What’s most worrisome for Trump about these results is not just that Biden and Sanders are both very well-known—only 9 percent of Americans said they didn’t have an opinion about Sanders in a recent Gallup poll, and Biden is Biden—but that they’re well-known for being about as far apart ideologically as two Democratic presidential candidates could be. Biden is the guy strongly associated with the Democratic Party establishment who has a long record on issues like criminal justice and financial regulation that now qualify as conservative; Sanders is the fiery leftist outsider who wants to crush the banks and raise taxes to pay for universal health care and higher education. If both of those guys would trounce Trump, it suggests that there’s not much that voters could learn about Warren or Harris—or really anyone with a (D) next to their name—that they would find disqualifying.
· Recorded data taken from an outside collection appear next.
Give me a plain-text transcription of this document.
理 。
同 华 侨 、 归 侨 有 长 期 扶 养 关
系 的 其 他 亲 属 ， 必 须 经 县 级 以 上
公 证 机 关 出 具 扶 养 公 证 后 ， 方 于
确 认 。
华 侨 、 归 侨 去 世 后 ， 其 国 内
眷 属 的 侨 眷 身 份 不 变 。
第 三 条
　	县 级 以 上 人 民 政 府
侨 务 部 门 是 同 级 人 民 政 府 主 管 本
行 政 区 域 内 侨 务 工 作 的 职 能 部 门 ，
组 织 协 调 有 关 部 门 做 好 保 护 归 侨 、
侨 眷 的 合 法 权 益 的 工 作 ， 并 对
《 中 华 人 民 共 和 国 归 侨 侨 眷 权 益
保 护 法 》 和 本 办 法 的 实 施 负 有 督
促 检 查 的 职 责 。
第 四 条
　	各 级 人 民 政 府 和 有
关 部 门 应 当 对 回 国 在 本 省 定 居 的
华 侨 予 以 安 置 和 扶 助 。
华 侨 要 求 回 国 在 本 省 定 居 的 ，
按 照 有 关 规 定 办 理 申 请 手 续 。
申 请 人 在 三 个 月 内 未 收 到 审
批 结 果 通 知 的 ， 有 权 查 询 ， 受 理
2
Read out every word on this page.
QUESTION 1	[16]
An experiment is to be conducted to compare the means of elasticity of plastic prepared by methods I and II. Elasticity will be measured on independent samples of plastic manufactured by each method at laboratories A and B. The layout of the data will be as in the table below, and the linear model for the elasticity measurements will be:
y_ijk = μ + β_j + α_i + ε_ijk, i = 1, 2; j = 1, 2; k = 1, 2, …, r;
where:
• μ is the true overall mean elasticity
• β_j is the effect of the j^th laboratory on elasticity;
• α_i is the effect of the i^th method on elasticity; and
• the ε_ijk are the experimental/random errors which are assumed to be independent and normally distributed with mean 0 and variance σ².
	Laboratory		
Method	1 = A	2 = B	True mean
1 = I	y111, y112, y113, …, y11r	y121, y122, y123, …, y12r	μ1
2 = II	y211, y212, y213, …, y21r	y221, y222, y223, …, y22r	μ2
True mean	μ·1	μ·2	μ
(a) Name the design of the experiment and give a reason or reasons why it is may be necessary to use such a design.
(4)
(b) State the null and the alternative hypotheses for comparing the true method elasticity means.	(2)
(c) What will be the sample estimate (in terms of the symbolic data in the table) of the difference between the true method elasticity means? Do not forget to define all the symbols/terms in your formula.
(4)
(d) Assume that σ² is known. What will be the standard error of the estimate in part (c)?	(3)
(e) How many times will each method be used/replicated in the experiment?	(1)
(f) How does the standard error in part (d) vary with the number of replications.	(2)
And that’s in the context of a fairly strong economy. And in the context of Michigan voters believing their state is on “the right track” by a 19-point margin, according to the same poll.

The latter fact is either extraordinary or very misleading. Heading into the 2016 presidential election, a "satisfied"/"dissatisfied" poll indicated the American people were very displeased, indeed, and the challenger scored a surprising victory over the candidate of the incumbent party, who was well pleased with President Obama.

Mathis-Lilley concludes

Not good for the Trump man! But hey, there’s still time to turn it around. Maybe if he builds the wall? (WDIV and the Detroit News found that Michigan voters oppose Trump’s wall plan by a 21-point margin.)

But don't discount the impact approval by Congress of funding for a wall would have on the support for President Trump. His popularity would increase in the immediate aftermath of legislation reopening the federal government in return for money for a concrete or steel wall.

This may seem counter-intuitive because surveys have confirmed that most voters oppose a hard barrier between Mexico and the USA. Presumably, this is an accurate reflection of public sentiment, though it is likely that some respondents were wary of admitting that they support something which Nancy Pelosi has termed  "immoral" and others have characterized as "racist."  (Accordingly, in the off-chance that surveyors have a Spanish accent, all bets are off.)

However, there are more significant reasons that Donald Trump's re-election prospects soar if negotiations end with a wall provision which the President can credibly spin into a victory. A justified declaration of victory isn't necessary; only a legitimate declaration, one not patently absurd, is required.

President Trump will have fulfilled, or appear to have fulfilled, or appear on his way to fulfilling, a big campaign promise- his major campaign promise. And as if that would not be enough, Trump would come off as a winner- the consummate winner. That is the linchpin of his political strategy. Most of all, he wants his adversary to come off as a loser, but if he wins, he has demonstrated "the art of the deal."

During the shutdown, Senator Kamala Harris, currently the leading contender for the Democratic presidential nomination (fortunately, subject to change), declares definitively (at 4:41) "it will not end with a wall."

Temporarily it did not, with negotiations ensuing in this next phase of the drama.  However, Harris, who appears to choose her words carefully, states the shutdown will not end with a wall.  And of course it won't, because the most which can result is (partial) funding for the wall.

"Perception is reality" goes the cliche, though if perception were reality, it would not be perception. Nonetheless, in politics perception can create reality.  If Donald Trump can reasonably claim that the wall is coming, he will brag that he has done what no other politician does or presidents have: keep the country safe and fulfill a big promise.